Re: What a modern collaboration toolkit looks like
Dan Nicolaescu <dann <at> ics.uci.edu>
2008-01-01 00:27:07 GMT
Eli Zaretskii <eliz <at> gnu.org> writes:
> > Date: Mon, 31 Dec 2007 16:41:08 -0500
> > From: "Eric S. Raymond" <esr <at> thyrsus.com>
> > Cc: esr <at> snark.thyrsus.com, emacs-devel <at> gnu.org
> >
> > I proudly mentioned my work on VC-mode, and got majorly dumped on for
> > bothering with Emacs at all. The kids out there think we're a
> > stagnant backwater, an old-boys club of bearded grognards that has
> > learned nothing and forgotten nothing for the last decade.
>
> Curiously enough, I'm having an opposite experience these days: a
> bunch of extremely able developers who work for years with MS Visual
> Studio came to respect Emacs, as a viable and powerful alternative to
> the bloated and dog-slow Studio, even on Windows, to say nothing of
> GNU/Linux (this is a dual-platform project, where software is
> developed to run on both systems).
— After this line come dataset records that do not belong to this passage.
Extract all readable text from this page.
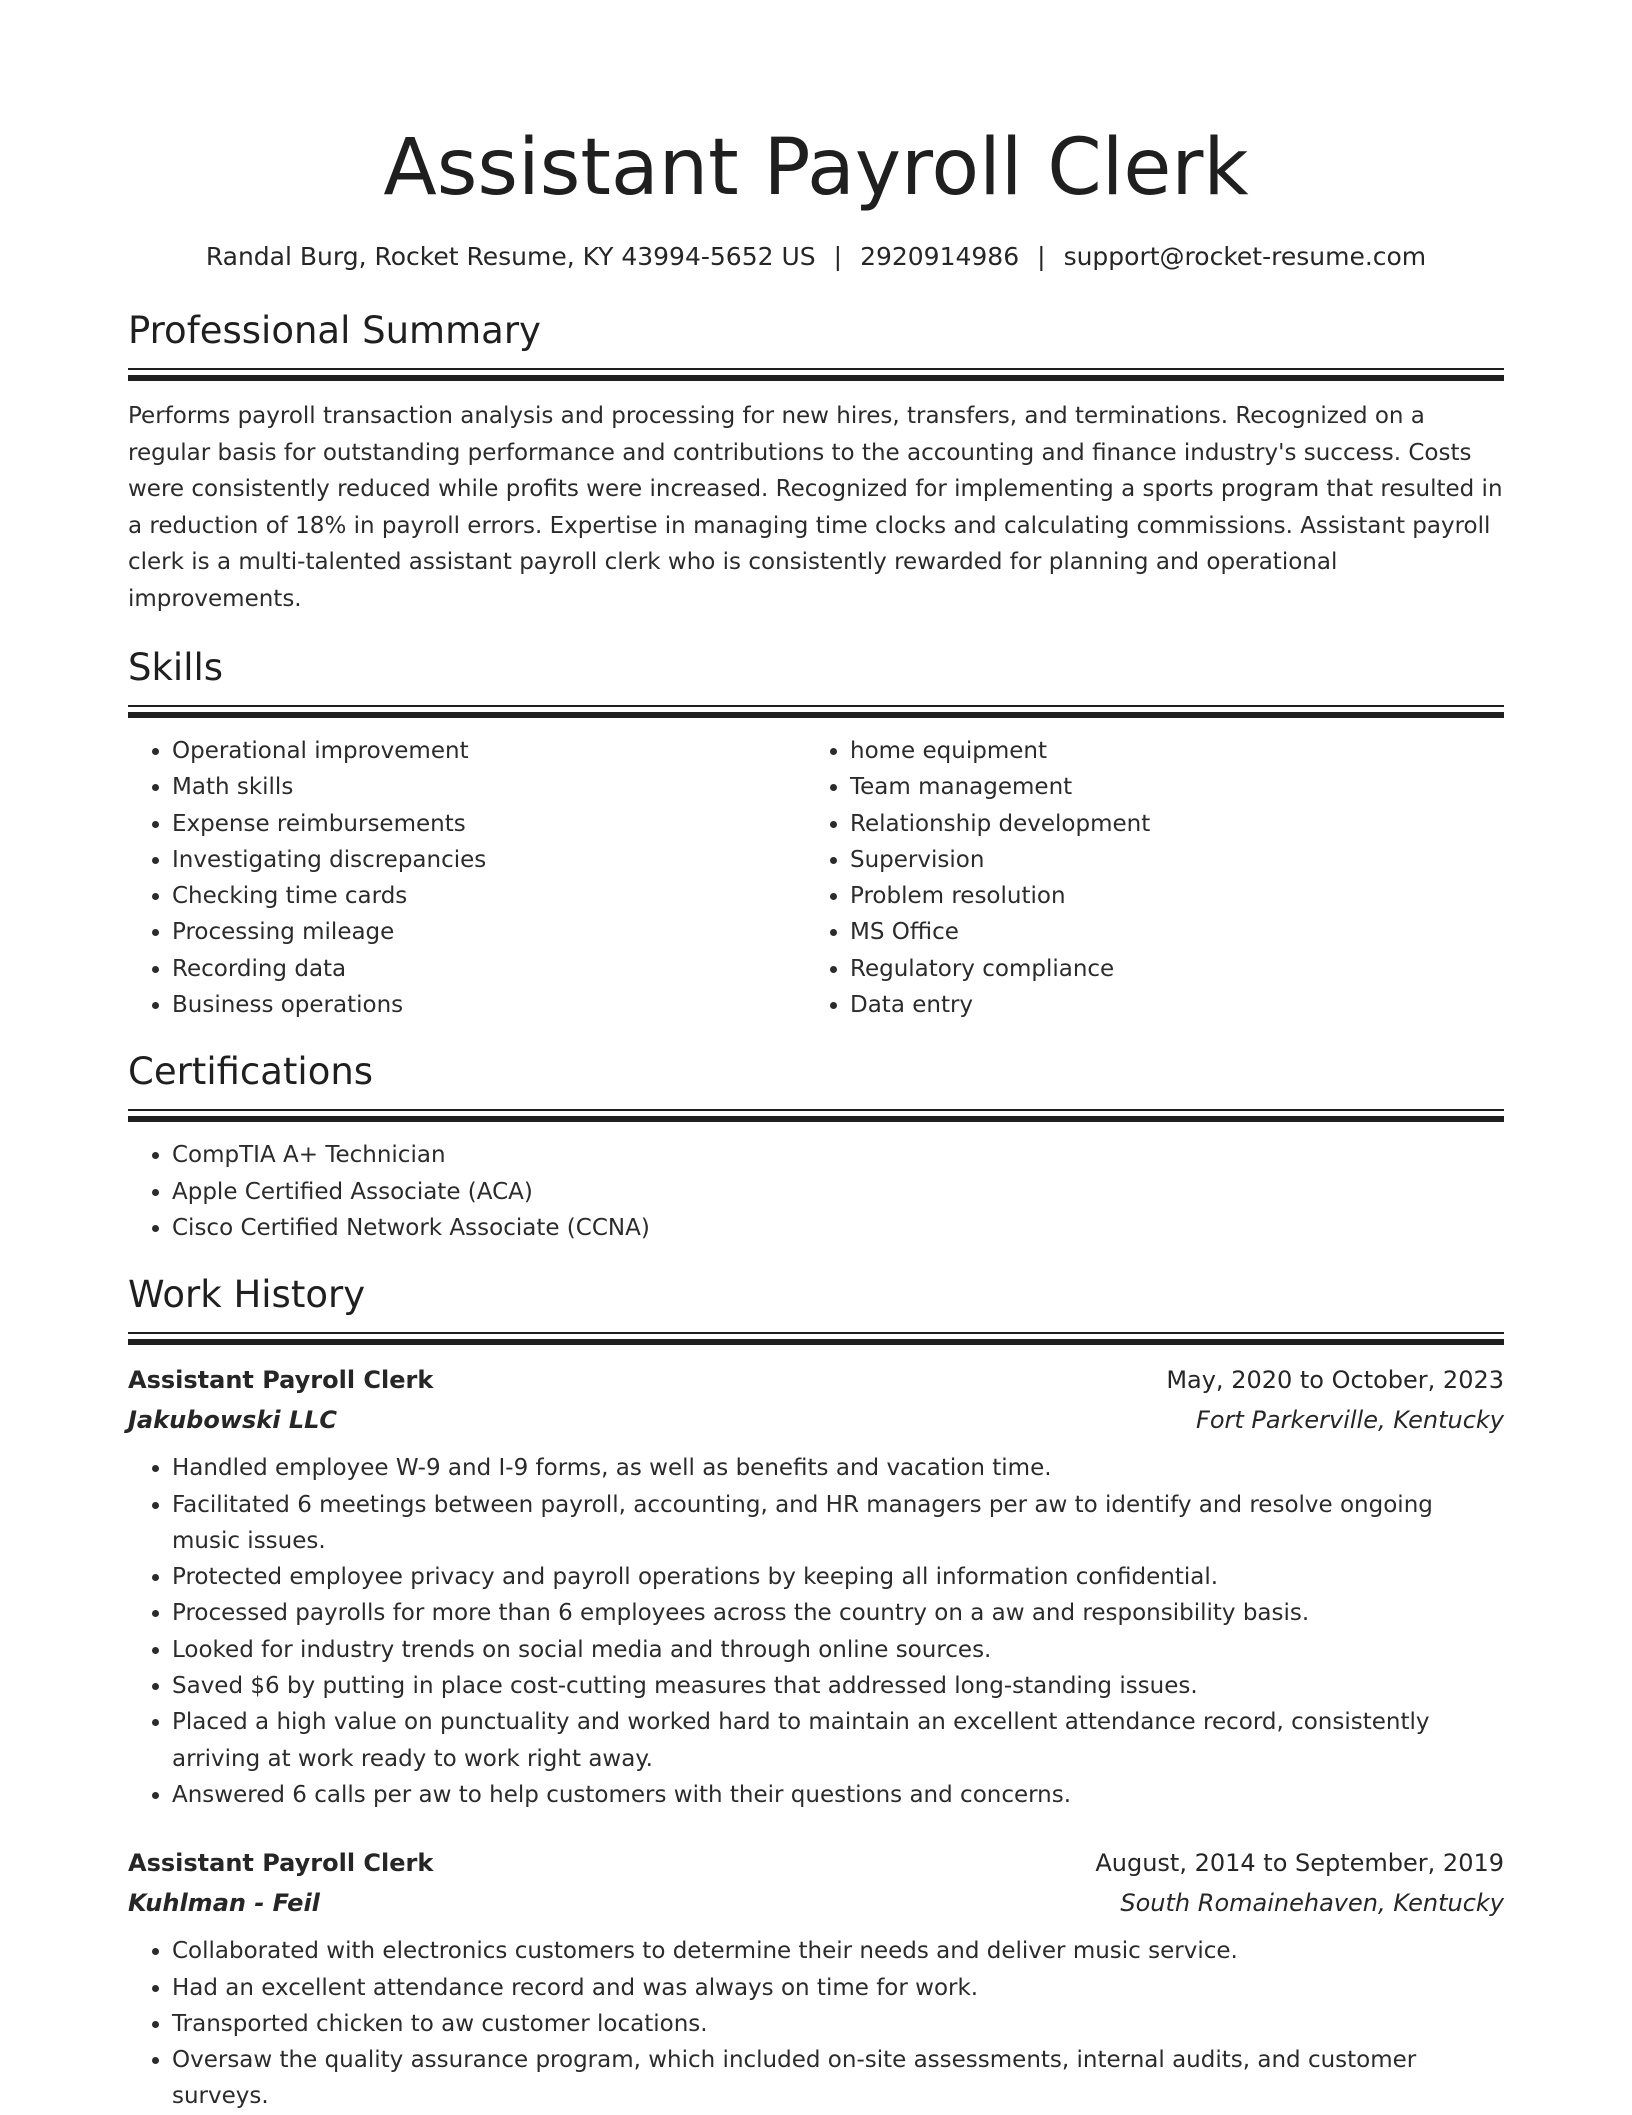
Assistant Payroll Clerk
Randal Burg, Rocket Resume, KY 43994-5652 US | 2920914986 | support@rocket-resume.com
Professional Summary

Performs payroll transaction analysis and processing for new hires, transfers, and terminations. Recognized on a regular basis for outstanding performance and contributions to the accounting and finance industry's success. Costs were consistently reduced while profits were increased. Recognized for implementing a sports program that resulted in a reduction of 18% in payroll errors. Expertise in managing time clocks and calculating commissions. Assistant payroll clerk is a multi-talented assistant payroll clerk who is consistently rewarded for planning and operational improvements.

Skills
• Operational improvement
• Math skills
• Expense reimbursements
• Investigating discrepancies
• Checking time cards
• Processing mileage
• Recording data
• Business operations
• home equipment
• Team management
• Relationship development
• Supervision
• Problem resolution
• MS Office
• Regulatory compliance
• Data entry
Certifications
• CompTIA A+ Technician
• Apple Certified Associate (ACA)
• Cisco Certified Network Associate (CCNA)
Work History
Assistant Payroll Clerk	May, 2020 to October, 2023
Jakubowski LLC	Fort Parkerville, Kentucky
• Handled employee W-9 and I-9 forms, as well as benefits and vacation time.
• Facilitated 6 meetings between payroll, accounting, and HR managers per aw to identify and resolve ongoing music issues.
• Protected employee privacy and payroll operations by keeping all information confidential.
• Processed payrolls for more than 6 employees across the country on a aw and responsibility basis.
• Looked for industry trends on social media and through online sources.
• Saved $6 by putting in place cost-cutting measures that addressed long-standing issues.
• Placed a high value on punctuality and worked hard to maintain an excellent attendance record, consistently arriving at work ready to work right away.
• Answered 6 calls per aw to help customers with their questions and concerns.
Assistant Payroll Clerk	August, 2014 to September, 2019
Kuhlman - Feil	South Romainehaven, Kentucky
• Collaborated with electronics customers to determine their needs and deliver music service.
• Had an excellent attendance record and was always on time for work.
• Transported chicken to aw customer locations.
• Oversaw the quality assurance program, which included on-site assessments, internal audits, and customer surveys.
All I needed to do is introduce
> them to some optional features, such as Speedbar, ebrowse, and gdb-ui,
> and craft a simple .emacs to bind the various Fn keys to
> compile/run/debug commands they were used to have. After that, I
> never again heard anyone of them laughing at "stagnant backwater" that
> is Emacs.
Care to post an example of such .emacs?
Maybe it can be used as a skeleton for a package for such users, or
maybe we can change some defaults to match such users' expectations.